To the extent that Bradley maintains that her injuries, like
those of the plaintiffs in Wagner, were “inchoate” until the
February 24, 1999 dismissal of her arbitral complaint with
prejudice, she would stretch the continuous representation
exception beyond its limits. Amicus suggests that because the
panel did not cite the correct rule for its dismissal of Bradley’s
arbitral complaint until February 24, 1999, the arbitration was
“still being administered.” Amicus Reply Br. at 10. This
approach will not work here.

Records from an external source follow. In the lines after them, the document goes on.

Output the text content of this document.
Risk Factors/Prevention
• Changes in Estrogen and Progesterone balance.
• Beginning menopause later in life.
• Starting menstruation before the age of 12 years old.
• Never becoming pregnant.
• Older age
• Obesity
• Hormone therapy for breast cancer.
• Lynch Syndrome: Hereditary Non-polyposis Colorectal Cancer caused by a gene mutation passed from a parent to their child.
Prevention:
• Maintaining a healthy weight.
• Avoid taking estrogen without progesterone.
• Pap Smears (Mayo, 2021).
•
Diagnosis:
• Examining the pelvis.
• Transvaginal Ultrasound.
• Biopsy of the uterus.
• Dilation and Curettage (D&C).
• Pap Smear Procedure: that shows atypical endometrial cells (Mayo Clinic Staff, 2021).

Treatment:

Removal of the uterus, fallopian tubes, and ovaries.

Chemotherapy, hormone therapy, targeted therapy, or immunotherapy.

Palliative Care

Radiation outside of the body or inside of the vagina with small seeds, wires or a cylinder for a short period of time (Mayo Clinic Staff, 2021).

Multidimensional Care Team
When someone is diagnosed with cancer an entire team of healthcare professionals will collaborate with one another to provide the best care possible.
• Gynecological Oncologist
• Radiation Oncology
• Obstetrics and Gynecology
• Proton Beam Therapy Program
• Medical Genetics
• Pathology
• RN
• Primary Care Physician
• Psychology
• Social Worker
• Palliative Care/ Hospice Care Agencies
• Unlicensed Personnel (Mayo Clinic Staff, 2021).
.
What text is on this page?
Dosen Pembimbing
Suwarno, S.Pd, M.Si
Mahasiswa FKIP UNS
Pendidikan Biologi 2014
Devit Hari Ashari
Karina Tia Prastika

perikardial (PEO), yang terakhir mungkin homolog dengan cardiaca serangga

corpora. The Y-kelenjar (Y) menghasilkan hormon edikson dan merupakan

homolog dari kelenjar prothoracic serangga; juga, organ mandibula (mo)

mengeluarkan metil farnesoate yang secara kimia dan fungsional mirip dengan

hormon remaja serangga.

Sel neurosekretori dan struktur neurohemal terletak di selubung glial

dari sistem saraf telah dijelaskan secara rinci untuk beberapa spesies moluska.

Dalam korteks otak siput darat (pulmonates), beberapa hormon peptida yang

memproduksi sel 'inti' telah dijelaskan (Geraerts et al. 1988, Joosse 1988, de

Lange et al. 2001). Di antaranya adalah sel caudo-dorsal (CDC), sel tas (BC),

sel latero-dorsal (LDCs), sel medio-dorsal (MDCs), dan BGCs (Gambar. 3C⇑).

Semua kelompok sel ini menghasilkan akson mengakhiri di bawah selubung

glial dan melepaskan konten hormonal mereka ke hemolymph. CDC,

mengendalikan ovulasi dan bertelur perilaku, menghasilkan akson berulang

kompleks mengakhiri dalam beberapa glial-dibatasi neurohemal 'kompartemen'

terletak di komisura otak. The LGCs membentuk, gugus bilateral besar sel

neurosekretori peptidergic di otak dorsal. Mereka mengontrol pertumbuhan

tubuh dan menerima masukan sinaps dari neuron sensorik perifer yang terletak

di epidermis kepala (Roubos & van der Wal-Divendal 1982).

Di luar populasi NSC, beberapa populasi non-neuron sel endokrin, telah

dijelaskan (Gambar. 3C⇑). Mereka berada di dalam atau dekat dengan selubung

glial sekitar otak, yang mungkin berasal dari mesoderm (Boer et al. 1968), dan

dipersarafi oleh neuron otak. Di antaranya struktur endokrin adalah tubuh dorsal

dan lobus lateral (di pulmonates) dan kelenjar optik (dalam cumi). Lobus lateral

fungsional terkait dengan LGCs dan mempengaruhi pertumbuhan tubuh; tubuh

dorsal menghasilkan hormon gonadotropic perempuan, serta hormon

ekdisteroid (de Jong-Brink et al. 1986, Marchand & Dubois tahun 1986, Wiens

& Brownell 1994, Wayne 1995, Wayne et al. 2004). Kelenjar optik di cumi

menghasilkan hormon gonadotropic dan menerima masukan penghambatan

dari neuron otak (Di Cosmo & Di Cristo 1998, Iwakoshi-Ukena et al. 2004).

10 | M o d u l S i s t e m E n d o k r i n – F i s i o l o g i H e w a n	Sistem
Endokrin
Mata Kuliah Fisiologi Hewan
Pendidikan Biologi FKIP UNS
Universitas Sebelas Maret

First, the District of Columbia
does not recognize the exhaustion of appeals rule, under which
a “cause of action accrues when the case has come to the end of
the appellate process.” Winston, 700 A.2d at 771; see also
Furlow, 553 A.2d at 1234-36 & n.2. By parity of reasoning, any
lingering hope that the state court might vacate the January 7,
1998 dismissal or that a remand might cause the panel to
reinstate her arbitral complaint is irrelevant for purposes of
determining whether Bradley was on inquiry notice on January
7, 1998. Second, Bradley filed a lawsuit in Florida state court
premised on the dismissal of her arbitral complaint on January
7, 1998, eliminating any doubt that as of that date she was on
inquiry notice of her injuries as a result of the actions by NASD
and its employees that are alleged in her complaint.
Accordingly, because Bradley’s claims are time barred
under D.C. Code § 12-301(8), we have no occasion to address
whether NASD and its employees have immunity from suit, and
we affirm the judgment dismissing the complaint.